Essayez d'avoir l'air marrant et séduisant en arabe littéraire, c'est pas du tout cuit, on croit toujours que vous êtes sur le point d'annoncer une nouvelle catastrophe en Palestine ou de commenter un verset du Coran.
L'avantage, c'est qu'aujourd'hui les livres ont si peu de poids, sont si peu vendus, si peu lus que ce n'est même plus la peine de les interdire.

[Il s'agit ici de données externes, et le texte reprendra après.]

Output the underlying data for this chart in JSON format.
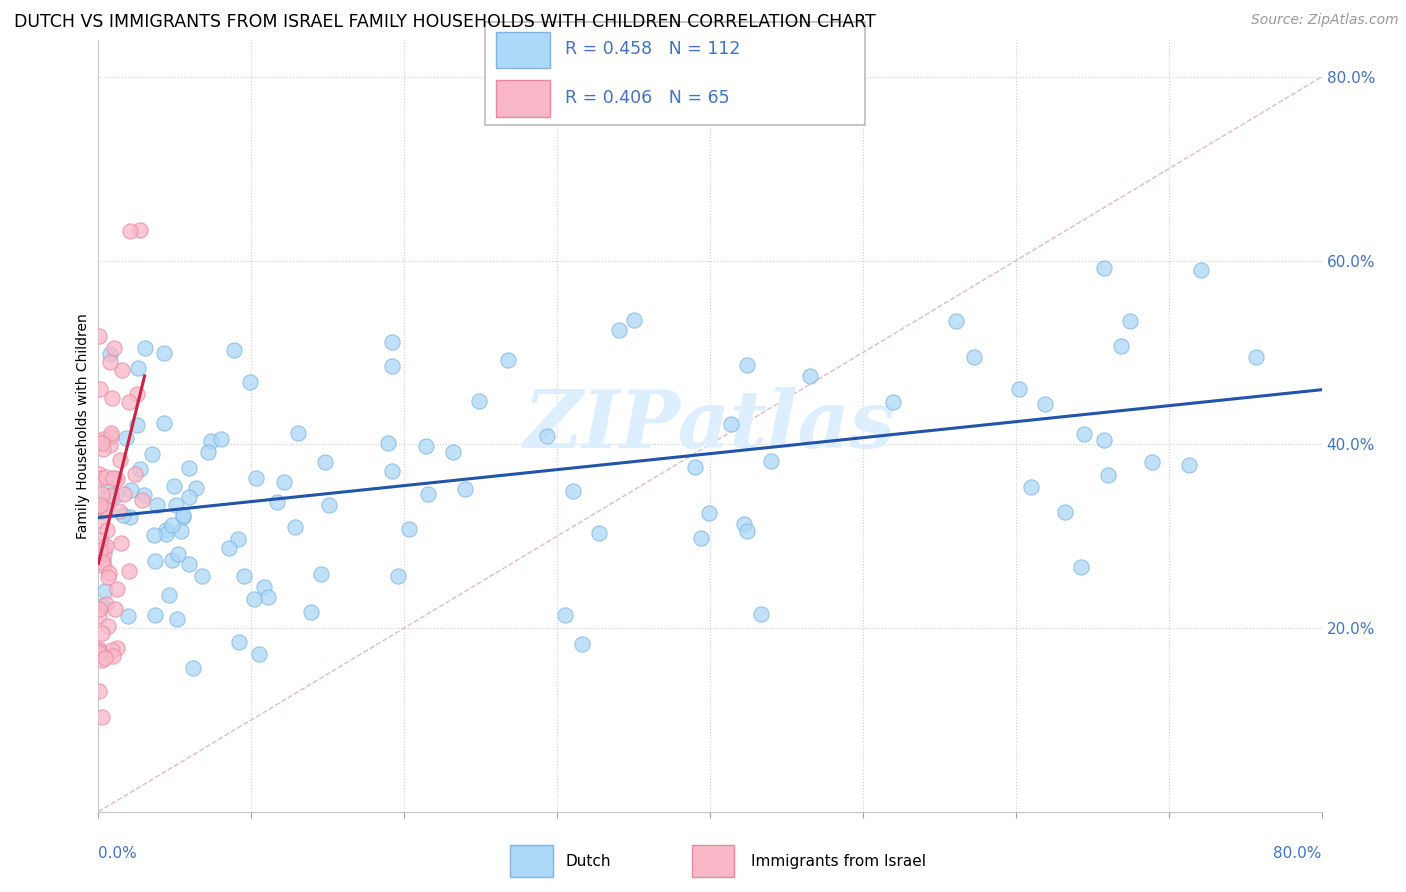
{
  "title": "DUTCH VS IMMIGRANTS FROM ISRAEL FAMILY HOUSEHOLDS WITH CHILDREN CORRELATION CHART",
  "source": "Source: ZipAtlas.com",
  "ylabel": "Family Households with Children",
  "blue_color": "#ADD8F7",
  "blue_edge_color": "#7EB4E2",
  "pink_color": "#F9B8C8",
  "pink_edge_color": "#E888A0",
  "blue_line_color": "#2255AA",
  "pink_line_color": "#CC2244",
  "diagonal_color": "#D0A0B0",
  "watermark_color": "#DDEEFF",
  "legend_blue_text": "R = 0.458   N = 112",
  "legend_pink_text": "R = 0.406   N = 65",
  "legend_label_blue": "Dutch",
  "legend_label_pink": "Immigrants from Israel",
  "tick_color": "#4472C4",
  "title_fontsize": 12.5,
  "source_fontsize": 10,
  "axis_label_fontsize": 10,
  "blue_n": 112,
  "pink_n": 65,
  "blue_r": 0.458,
  "pink_r": 0.406,
  "xlim": [
    0.0,
    0.8
  ],
  "ylim": [
    0.0,
    0.84
  ]
}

C'était étrange de penser qu'au fond toutes nos religions étaient des récits : des fables auxquelles certains souscrivaient et d'autres non, un immense livre d'histoires, où chacun pouvait prendre ce qui lui convenait.
Les Islamistes sont de vieux conservateurs qui nous volent notre religion alors qu'elle devrait appartenir à tous. Ils ne proposent qu'interdiction et répression.
Quand on peut voyager, disait le Prophète, il faut régler ses affaires comme si on allait mourir.